Post
Topic
Board Speculation
Re: Discretionary Income vs Emergency Funds: Why It Matters for Bitcoin Investing
by
kanftka
on 13/08/2025, 01:38:23 UTC
I feel like there is a bit of a contradiction here... You first mentioned how before diving into Bitcoin, you always set aside some money for an emergency fund, and that it is been incredibly helpful for financial challenges we can not predict, which honestly makes a lot of sense… But then later, you are also talking about using that same emergency fund for your child’s school expenses...

Now, school expenses are not exactly an unexpected emergency, they are more of a planned expense you can anticipate months in advance.. So if you start dipping into the emergency fund for planned costs like school expenses, then you might not have it when a real financial challenge comes knocking…. I am not saying your plan is bad sha, but maybe it would be better to keep the emergency fund strictly for true emergencies, and have a separate future needs fund for things like school expenses and all…
I would guess that when you have a child, there are unexpected expenses from a child as well. Meaning, like lets say there is a school trip, and takes a good chunk of money, that would still be unexpected. Doesn't mean they have to go, but it is still nice to give your kids that experience when they are young so it would shape them to be better later in life.

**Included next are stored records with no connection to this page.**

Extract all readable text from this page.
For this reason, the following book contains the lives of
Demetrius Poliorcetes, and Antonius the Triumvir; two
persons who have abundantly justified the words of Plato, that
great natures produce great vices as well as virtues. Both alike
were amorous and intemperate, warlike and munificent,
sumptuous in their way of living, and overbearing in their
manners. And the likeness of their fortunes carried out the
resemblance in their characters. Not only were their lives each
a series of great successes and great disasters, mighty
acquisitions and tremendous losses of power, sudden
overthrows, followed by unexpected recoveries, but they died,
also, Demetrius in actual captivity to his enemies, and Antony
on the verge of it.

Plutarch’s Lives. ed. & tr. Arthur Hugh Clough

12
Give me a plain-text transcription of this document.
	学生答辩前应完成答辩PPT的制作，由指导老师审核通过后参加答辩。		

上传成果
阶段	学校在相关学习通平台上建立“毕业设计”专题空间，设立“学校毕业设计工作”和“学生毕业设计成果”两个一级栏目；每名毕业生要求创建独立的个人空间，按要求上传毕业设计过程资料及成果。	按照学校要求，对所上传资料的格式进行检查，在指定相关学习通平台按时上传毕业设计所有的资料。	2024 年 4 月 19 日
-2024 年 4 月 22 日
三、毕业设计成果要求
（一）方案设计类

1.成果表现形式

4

It's important to realize, kids are unexpected expense machines, not just even school, everything in their life is an unexpected expense and you end up with spending more than you calculate. Anyone who has a child can tell you 100% true that you can calculate at the start of the month how much everything costs and make a calculation, and then at the end of the month you realize you spent more than you calculated because of them.

I get where you’re coming from because the reality is, once you have kids, even the most perfect budget can turn into a moving target. . You might set aside what you think is enough, but then a random thing comes up and suddenly you are adjusting, That is just part of the parenting game…

But, I think the main challenge is not about whether these expenses are real or not, they definitely are, but about how they are managed without disturbing the foundation. If every little unplanned cost ends up being pulled from the same pot meant for emergencies, then when a real financial crisis hits, you might find yourself empty handed…

I am not sure what the differnce between the expenses of children, spouses or even businesses.   There are going to always be ways in which our cashflows become more complicated whether we are referring to the income, the expenses or to both.

The safer way to budget would be to provide extra budget and perhaps including calling it float, so if you keep your float at a higher level then you have more likelihoods of capturing all of the expenses, and then perhaps having more money at the end of the month than you had expected rather than having less than what you expected.

It seems to me that the building and maintaining of strong cashflow management would attempt to error on the side of not getting caught with your pants down so you would rather have extra money at the end of the month rather than not enough.. and sure if the expenses become just way too difficult and sporadic because there are are several kids, a spouse and maybe one or two other members of the extended family on the support system... so then maybe there would be a practice of keeping an extra slush fund of $300 to $1k that is just for the unexpected family-related expenses purposes.  There also could be an approval problem, since maybe if you are the one who has to approve all expenses that are more than $50, or maybe your spouse is the person who makes the final approval.  I doubt that any family just gives a blank check to child expenses merely because the child is the greatest thing since sliced bread.  On the contrary it seems important to figure out reasonable limitations whether referring to kids, spouse and/or other family members.  Similar kinds of difficulties with income and/or expenses are likely to happen in relation to carrying out a business, and surely some businesses have more complicated/unreliable cashflows than others... yet each of us still would be attempting to bring into control and/or to put appropriate limits on certain expenses and even making sure that income is collected without allowing cash receivables to linger for long periods of time.

I like the way you placed this with the idea of a float or slush fund. It is a much more disciplined way to handle unpredictable expenses without constantly blurring the lines between necessary safety reserves and day to day budget shocks..

U kw this principle applies beyond just family life, business owners, freelancers, or anyone with variable cashflow can benefit from this same system.

The big win with your approach is that it shifts the mindset from reacting to expenses towards anticipating them.. Having that extra cushion means you are not scrambling or making emotional money moves just to cover something unexpected. And in the long run, it is the habit of over preparing, even slightly that keeps your financial thing steady, whether you are dealing with kids, a spouse, or the occasional sector life throws your way.